The church also played a dramatic role in Alaska, where a superior court judge had ruled in favor of a gay couple’s marriage application. The Mormon Church contributed $500,000 to the successful 1998 referendum drive to ban same-sex marriages, quintupling the war chest of the Alaska Family Coalition. It was the largest contribution to a ballot measure campaign in state history.

In a 2000 brief with the U.S. Supreme Court, the church said it would cease its cherished sponsorship of 30,000 Boy Scouts troops with 400,000 participants if the organization were legally forced to have openly gay leaders. Activism escalated after the Supreme Judicial Court allowed same-sex marriage in Massachusetts in 2004. The Mormon governor Mitt Romney failed in efforts to have the legislature call a referendum on the issue.

The LDS First Presidency stated that the church “favors measures that define marriage as the union of a man and a woman and that do not confer legal status on any other sexual relationship,” thus opposing civil unions as well as gay marriages. In 2006, church leaders called upon believers to back a federal marriage amendment to the Constitution. In that cause, Apostle Russell M. Nelson was among those forming the Religious Coalition on Marriage, alongside the nation’s Catholic cardinals; white, black and Hispanic Evangelicals and Pentecostalists; conservatives within “mainline” Protestant denominations; and leaders from the Southern Baptist Convention, Lutheran Church-Missouri Synod, Eastern Orthodox Christianity, and Orthodox Judaism.
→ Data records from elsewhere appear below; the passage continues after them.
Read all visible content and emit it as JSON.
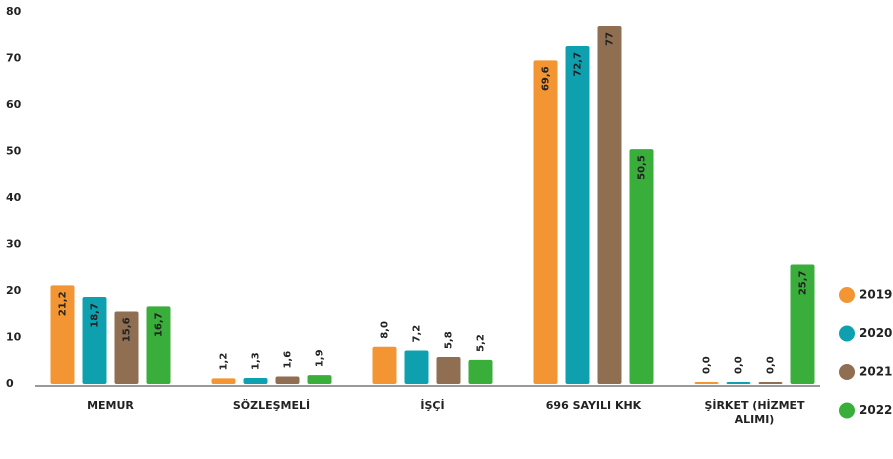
{
  "chart_data": {
    "type": "bar",
    "categories": [
      "MEMUR",
      "SÖZLEŞMELİ",
      "İŞÇİ",
      "696 SAYILI KHK",
      "ŞİRKET (HİZMET ALIMI)"
    ],
    "series": [
      {
        "name": "2019",
        "color": "#f39533",
        "values": [
          21.2,
          1.2,
          8.0,
          69.6,
          0.0
        ],
        "value_labels": [
          "21,2",
          "1,2",
          "8,0",
          "69,6",
          "0,0"
        ]
      },
      {
        "name": "2020",
        "color": "#0fa0b0",
        "values": [
          18.7,
          1.3,
          7.2,
          72.7,
          0.0
        ],
        "value_labels": [
          "18,7",
          "1,3",
          "7,2",
          "72,7",
          "0,0"
        ]
      },
      {
        "name": "2021",
        "color": "#8f6e52",
        "values": [
          15.6,
          1.6,
          5.8,
          77,
          0.0
        ],
        "value_labels": [
          "15,6",
          "1,6",
          "5,8",
          "77",
          "0,0"
        ]
      },
      {
        "name": "2022",
        "color": "#3aae3a",
        "values": [
          16.7,
          1.9,
          5.2,
          50.5,
          25.7
        ],
        "value_labels": [
          "16,7",
          "1,9",
          "5,2",
          "50,5",
          "25,7"
        ]
      }
    ],
    "ylim": [
      0,
      80
    ],
    "yticks": [
      0,
      10,
      20,
      30,
      40,
      50,
      60,
      70,
      80
    ],
    "grid": false,
    "legend": "right"
  }
}
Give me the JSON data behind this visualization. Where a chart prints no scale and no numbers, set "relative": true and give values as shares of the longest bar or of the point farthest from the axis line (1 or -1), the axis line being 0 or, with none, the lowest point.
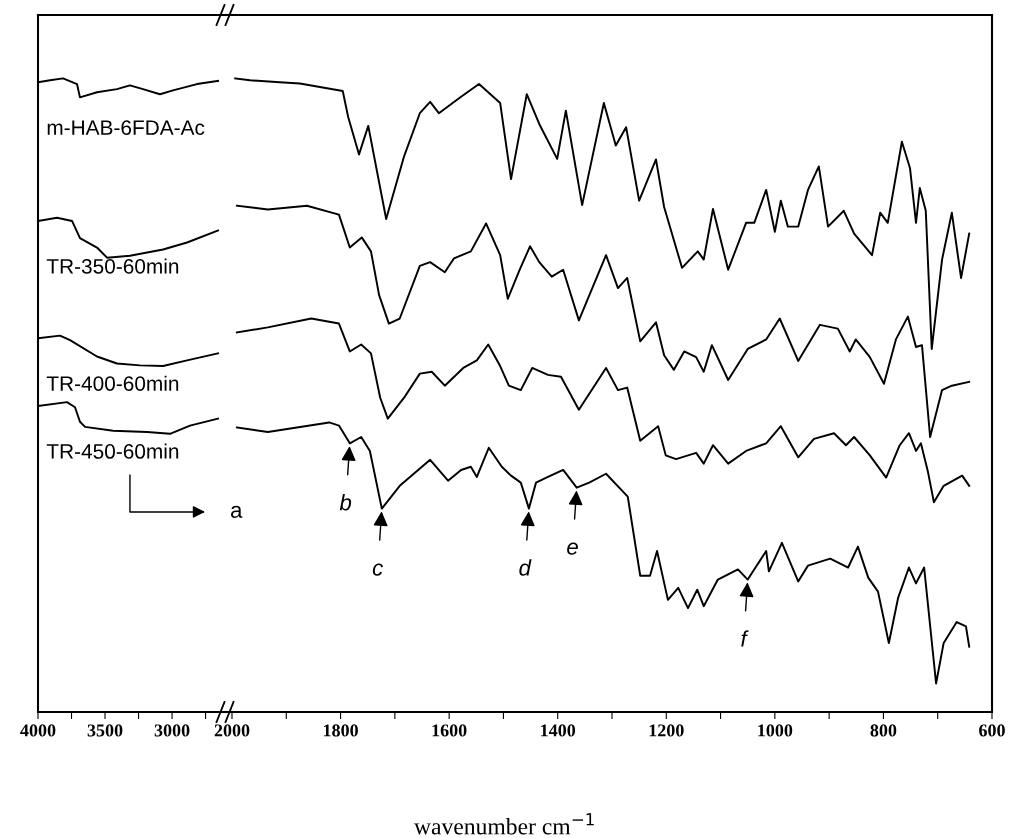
{
  "chart_data": [
    {
      "type": "line",
      "relative": true,
      "tick_labels": "x",
      "xlim": [
        4000,
        2620
      ],
      "xticks": [
        4000,
        {
          "value": 3750,
          "label": null
        },
        3500,
        {
          "value": 3250,
          "label": null
        },
        3000,
        {
          "value": 2750,
          "label": null
        }
      ],
      "series": [
        {
          "name": "m-HAB-6FDA-Ac",
          "color": "#000000",
          "x": [
            4000,
            3910,
            3813,
            3709,
            3687,
            3560,
            3411,
            3314,
            3217,
            3090,
            2993,
            2814,
            2657
          ],
          "values": [
            0.994,
            0.997,
            1.0,
            0.991,
            0.97,
            0.978,
            0.983,
            0.989,
            0.983,
            0.975,
            0.981,
            0.991,
            0.996
          ]
        },
        {
          "name": "TR-350-60min",
          "color": "#000000",
          "x": [
            4000,
            3858,
            3746,
            3687,
            3560,
            3485,
            3314,
            3067,
            2888,
            2657
          ],
          "values": [
            0.775,
            0.78,
            0.775,
            0.748,
            0.733,
            0.717,
            0.72,
            0.73,
            0.741,
            0.76
          ]
        },
        {
          "name": "TR-400-60min",
          "color": "#000000",
          "x": [
            4000,
            3836,
            3761,
            3560,
            3411,
            3239,
            3067,
            2888,
            2657
          ],
          "values": [
            0.59,
            0.594,
            0.587,
            0.561,
            0.55,
            0.547,
            0.546,
            0.555,
            0.566
          ]
        },
        {
          "name": "TR-450-60min",
          "color": "#000000",
          "x": [
            4000,
            3784,
            3724,
            3687,
            3649,
            3440,
            3187,
            3015,
            2866,
            2657
          ],
          "values": [
            0.483,
            0.489,
            0.481,
            0.458,
            0.45,
            0.444,
            0.442,
            0.439,
            0.452,
            0.463
          ]
        }
      ],
      "annotations": [
        "a"
      ]
    },
    {
      "type": "line",
      "relative": true,
      "tick_labels": "x",
      "xlim": [
        2000,
        600
      ],
      "xticks": [
        2000,
        {
          "value": 1900,
          "label": null
        },
        1800,
        {
          "value": 1700,
          "label": null
        },
        1600,
        {
          "value": 1500,
          "label": null
        },
        1400,
        {
          "value": 1300,
          "label": null
        },
        1200,
        {
          "value": 1100,
          "label": null
        },
        1000,
        {
          "value": 900,
          "label": null
        },
        800,
        {
          "value": 700,
          "label": null
        },
        600
      ],
      "xlabel": "wavenumber cm$^{−1}$",
      "series": [
        {
          "color": "#000000",
          "x": [
            1994,
            1967,
            1912,
            1875,
            1796,
            1786,
            1766,
            1749,
            1716,
            1683,
            1654,
            1635,
            1619,
            1578,
            1545,
            1506,
            1486,
            1457,
            1434,
            1401,
            1385,
            1355,
            1315,
            1293,
            1274,
            1250,
            1219,
            1204,
            1171,
            1142,
            1131,
            1114,
            1086,
            1053,
            1038,
            1016,
            1000,
            989,
            976,
            957,
            939,
            919,
            902,
            873,
            854,
            821,
            806,
            792,
            766,
            751,
            740,
            733,
            722,
            711,
            692,
            674,
            657,
            642
          ],
          "values": [
            1.0,
            0.997,
            0.994,
            0.992,
            0.98,
            0.939,
            0.88,
            0.925,
            0.778,
            0.877,
            0.945,
            0.963,
            0.945,
            0.971,
            0.991,
            0.961,
            0.841,
            0.975,
            0.928,
            0.873,
            0.949,
            0.8,
            0.961,
            0.894,
            0.923,
            0.807,
            0.872,
            0.797,
            0.701,
            0.727,
            0.714,
            0.794,
            0.698,
            0.772,
            0.772,
            0.824,
            0.758,
            0.807,
            0.766,
            0.766,
            0.824,
            0.861,
            0.766,
            0.791,
            0.755,
            0.721,
            0.788,
            0.772,
            0.9,
            0.858,
            0.772,
            0.827,
            0.791,
            0.573,
            0.714,
            0.788,
            0.685,
            0.755
          ]
        },
        {
          "color": "#000000",
          "x": [
            1991,
            1934,
            1862,
            1803,
            1783,
            1761,
            1744,
            1729,
            1711,
            1691,
            1654,
            1635,
            1608,
            1591,
            1560,
            1532,
            1506,
            1492,
            1470,
            1451,
            1434,
            1411,
            1390,
            1361,
            1311,
            1289,
            1272,
            1248,
            1219,
            1204,
            1186,
            1167,
            1145,
            1131,
            1116,
            1086,
            1050,
            1016,
            991,
            957,
            917,
            884,
            862,
            851,
            825,
            799,
            777,
            755,
            740,
            729,
            714,
            692,
            674,
            642
          ],
          "values": [
            0.799,
            0.793,
            0.799,
            0.785,
            0.733,
            0.749,
            0.727,
            0.658,
            0.613,
            0.621,
            0.704,
            0.71,
            0.694,
            0.716,
            0.727,
            0.771,
            0.721,
            0.652,
            0.698,
            0.735,
            0.71,
            0.687,
            0.698,
            0.618,
            0.721,
            0.669,
            0.685,
            0.585,
            0.615,
            0.563,
            0.54,
            0.569,
            0.56,
            0.537,
            0.579,
            0.524,
            0.573,
            0.588,
            0.621,
            0.554,
            0.611,
            0.605,
            0.569,
            0.588,
            0.56,
            0.518,
            0.588,
            0.624,
            0.576,
            0.579,
            0.434,
            0.508,
            0.515,
            0.521
          ]
        },
        {
          "color": "#000000",
          "x": [
            1991,
            1934,
            1854,
            1803,
            1783,
            1762,
            1744,
            1727,
            1713,
            1683,
            1654,
            1632,
            1608,
            1574,
            1549,
            1528,
            1506,
            1490,
            1468,
            1447,
            1418,
            1394,
            1361,
            1311,
            1289,
            1272,
            1248,
            1215,
            1201,
            1182,
            1145,
            1131,
            1114,
            1086,
            1053,
            1016,
            989,
            957,
            928,
            891,
            869,
            854,
            825,
            795,
            770,
            753,
            740,
            731,
            718,
            707,
            689,
            655,
            642
          ],
          "values": [
            0.599,
            0.607,
            0.621,
            0.613,
            0.569,
            0.58,
            0.566,
            0.496,
            0.463,
            0.496,
            0.534,
            0.537,
            0.515,
            0.543,
            0.555,
            0.58,
            0.546,
            0.515,
            0.508,
            0.543,
            0.532,
            0.529,
            0.477,
            0.543,
            0.508,
            0.512,
            0.428,
            0.451,
            0.405,
            0.399,
            0.409,
            0.392,
            0.421,
            0.392,
            0.412,
            0.424,
            0.451,
            0.402,
            0.431,
            0.44,
            0.421,
            0.434,
            0.405,
            0.37,
            0.421,
            0.44,
            0.412,
            0.424,
            0.379,
            0.331,
            0.357,
            0.373,
            0.357
          ]
        },
        {
          "color": "#000000",
          "x": [
            1991,
            1934,
            1821,
            1803,
            1783,
            1762,
            1746,
            1724,
            1691,
            1635,
            1602,
            1578,
            1560,
            1549,
            1527,
            1503,
            1486,
            1468,
            1453,
            1440,
            1418,
            1390,
            1365,
            1342,
            1311,
            1271,
            1248,
            1230,
            1217,
            1197,
            1178,
            1160,
            1143,
            1131,
            1105,
            1068,
            1050,
            1016,
            1011,
            987,
            957,
            939,
            898,
            865,
            847,
            828,
            810,
            790,
            773,
            753,
            740,
            725,
            703,
            689,
            665,
            648,
            642
          ],
          "values": [
            0.449,
            0.442,
            0.457,
            0.452,
            0.424,
            0.434,
            0.412,
            0.321,
            0.357,
            0.398,
            0.365,
            0.382,
            0.387,
            0.371,
            0.417,
            0.387,
            0.373,
            0.362,
            0.321,
            0.362,
            0.371,
            0.382,
            0.354,
            0.362,
            0.376,
            0.34,
            0.215,
            0.215,
            0.254,
            0.177,
            0.196,
            0.164,
            0.193,
            0.167,
            0.209,
            0.225,
            0.209,
            0.254,
            0.222,
            0.267,
            0.206,
            0.231,
            0.242,
            0.228,
            0.261,
            0.212,
            0.19,
            0.109,
            0.18,
            0.228,
            0.203,
            0.228,
            0.045,
            0.109,
            0.142,
            0.135,
            0.103
          ]
        }
      ],
      "annotations": [
        {
          "text": "b",
          "x": 1783,
          "y": 0.424
        },
        {
          "text": "c",
          "x": 1724,
          "y": 0.321
        },
        {
          "text": "d",
          "x": 1453,
          "y": 0.321
        },
        {
          "text": "e",
          "x": 1365,
          "y": 0.354
        },
        {
          "text": "f",
          "x": 1050,
          "y": 0.209
        }
      ]
    }
  ]
}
It remains to be seen how the church’s involvement in such U.S. political controversies might affect its image, status, and activities overseas. But however public issues evolve in the United States and elsewhere, the church’s twenty-first-century stand on the family is clear. The family, defined in notably old-fashioned and prefeminist terms, is the basic unit of secular society and of the church. The LDS authorities consider it among their most sacred trusts to do everything in their power to protect it.